Pani Joanna z Krakowa przerwała ciążę, ponieważ miała ona zagrażać jej życiu. Jak twierdzi, tabletki poronne kupiła przez Internet na zagranicznym portalu. Kobieta źle się poczuła po ich zażyciu, więc postanowiła zadzwonić do lekarza. Potem w mieszkaniu kobiety zjawili się policjanci, którzy przewieźli panią Joannę do szpitala. Ponadto zarekwirowali jej laptop i telefon.
Kazali mi się rozebrać i robić przysiady, i kaszleć... - mówiła w rozmowie z dziennikarką Faktów TVN. - Rozebrałam się. Nie zdjęłam majtek, ponieważ wciąż jeszcze krwawiłam i było to dla mnie zbyt upokarzające, poniżające, i wtedy właśnie pękłam, wtedy wykrzyczałam im w twarz: "czego wy ode mnie chcecie?" - wspomina kobieta w materiale TVN.
Zwróciliśmy się do piotrkowskiej prokuratury o informacje dotyczące prowadzonego postępowania. Otrzymaliśmy krótki komunikat:
Informuję, że w tutejszej jednostce są prowadzone czynności sprawdzające dotyczące oceny zachowania funkcjonariuszy policji w trakcie interwencji w nocy z 27 na 28 kwietnia w Krakowie.

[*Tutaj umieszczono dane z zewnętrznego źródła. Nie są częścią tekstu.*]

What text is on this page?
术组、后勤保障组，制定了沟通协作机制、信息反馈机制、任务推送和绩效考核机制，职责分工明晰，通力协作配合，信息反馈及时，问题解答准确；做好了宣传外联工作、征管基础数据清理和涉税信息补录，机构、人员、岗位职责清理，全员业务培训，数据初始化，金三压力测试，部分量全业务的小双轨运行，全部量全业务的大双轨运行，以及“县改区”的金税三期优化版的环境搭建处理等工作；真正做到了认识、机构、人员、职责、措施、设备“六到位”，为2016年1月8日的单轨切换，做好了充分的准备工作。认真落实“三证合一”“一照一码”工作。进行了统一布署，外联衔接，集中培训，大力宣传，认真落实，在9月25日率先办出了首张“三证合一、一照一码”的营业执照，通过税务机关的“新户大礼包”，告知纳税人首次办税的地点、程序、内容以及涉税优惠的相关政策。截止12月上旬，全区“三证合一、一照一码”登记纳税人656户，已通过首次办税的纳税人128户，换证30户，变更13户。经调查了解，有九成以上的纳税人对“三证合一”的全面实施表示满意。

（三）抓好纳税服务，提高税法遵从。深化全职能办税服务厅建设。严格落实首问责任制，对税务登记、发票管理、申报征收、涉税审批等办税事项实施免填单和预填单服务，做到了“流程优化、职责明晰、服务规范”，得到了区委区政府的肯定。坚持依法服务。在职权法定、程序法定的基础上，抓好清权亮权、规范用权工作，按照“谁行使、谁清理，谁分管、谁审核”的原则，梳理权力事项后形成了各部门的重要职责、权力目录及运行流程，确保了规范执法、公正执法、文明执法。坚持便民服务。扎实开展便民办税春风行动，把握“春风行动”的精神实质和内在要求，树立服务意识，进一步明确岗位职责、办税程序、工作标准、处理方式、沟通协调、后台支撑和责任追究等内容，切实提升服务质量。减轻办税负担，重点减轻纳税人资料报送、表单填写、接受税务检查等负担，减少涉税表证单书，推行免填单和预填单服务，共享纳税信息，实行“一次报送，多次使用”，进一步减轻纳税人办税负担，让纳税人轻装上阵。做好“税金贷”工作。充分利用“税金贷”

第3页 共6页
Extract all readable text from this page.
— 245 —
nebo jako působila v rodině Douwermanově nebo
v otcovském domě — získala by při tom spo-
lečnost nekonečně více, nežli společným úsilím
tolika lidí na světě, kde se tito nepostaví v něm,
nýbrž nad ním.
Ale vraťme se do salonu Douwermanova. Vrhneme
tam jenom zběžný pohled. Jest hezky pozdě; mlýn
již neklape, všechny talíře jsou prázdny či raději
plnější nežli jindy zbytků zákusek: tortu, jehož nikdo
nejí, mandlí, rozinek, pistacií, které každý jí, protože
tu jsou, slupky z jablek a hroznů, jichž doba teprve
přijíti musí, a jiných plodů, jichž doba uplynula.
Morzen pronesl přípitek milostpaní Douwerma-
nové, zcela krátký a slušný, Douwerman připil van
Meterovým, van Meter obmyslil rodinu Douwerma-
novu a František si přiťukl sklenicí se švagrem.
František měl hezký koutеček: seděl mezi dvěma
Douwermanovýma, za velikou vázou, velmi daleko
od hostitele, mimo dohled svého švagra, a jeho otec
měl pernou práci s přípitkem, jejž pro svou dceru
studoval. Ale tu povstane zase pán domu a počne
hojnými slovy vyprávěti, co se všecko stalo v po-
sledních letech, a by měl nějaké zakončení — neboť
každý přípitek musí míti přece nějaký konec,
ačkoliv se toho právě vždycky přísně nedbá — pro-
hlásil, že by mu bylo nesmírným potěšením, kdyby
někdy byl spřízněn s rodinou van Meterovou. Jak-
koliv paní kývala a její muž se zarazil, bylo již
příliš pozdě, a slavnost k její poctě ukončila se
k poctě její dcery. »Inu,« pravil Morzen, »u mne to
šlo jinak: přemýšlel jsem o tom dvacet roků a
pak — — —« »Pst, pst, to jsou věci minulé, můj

Z uwagi na dobro postępowania, na obecnym etapie nie będą udzielane bardziej szczegółowe informacje co do dokonanych ustaleń faktycznych - informuje przesłanym do redakcji piśmie Piotr Cegiełka, zastępca rzecznika prasowego Prokuratury Okręgowej w Piotrkowie.
Jak mówi pełnomocniczka pani Joanny, mecenas Kamila Ferenc, decyzja o przeniesieniu śledztwa jest oczywista, bo śledczy z Krakowa znają się z policjantami z Krakowa.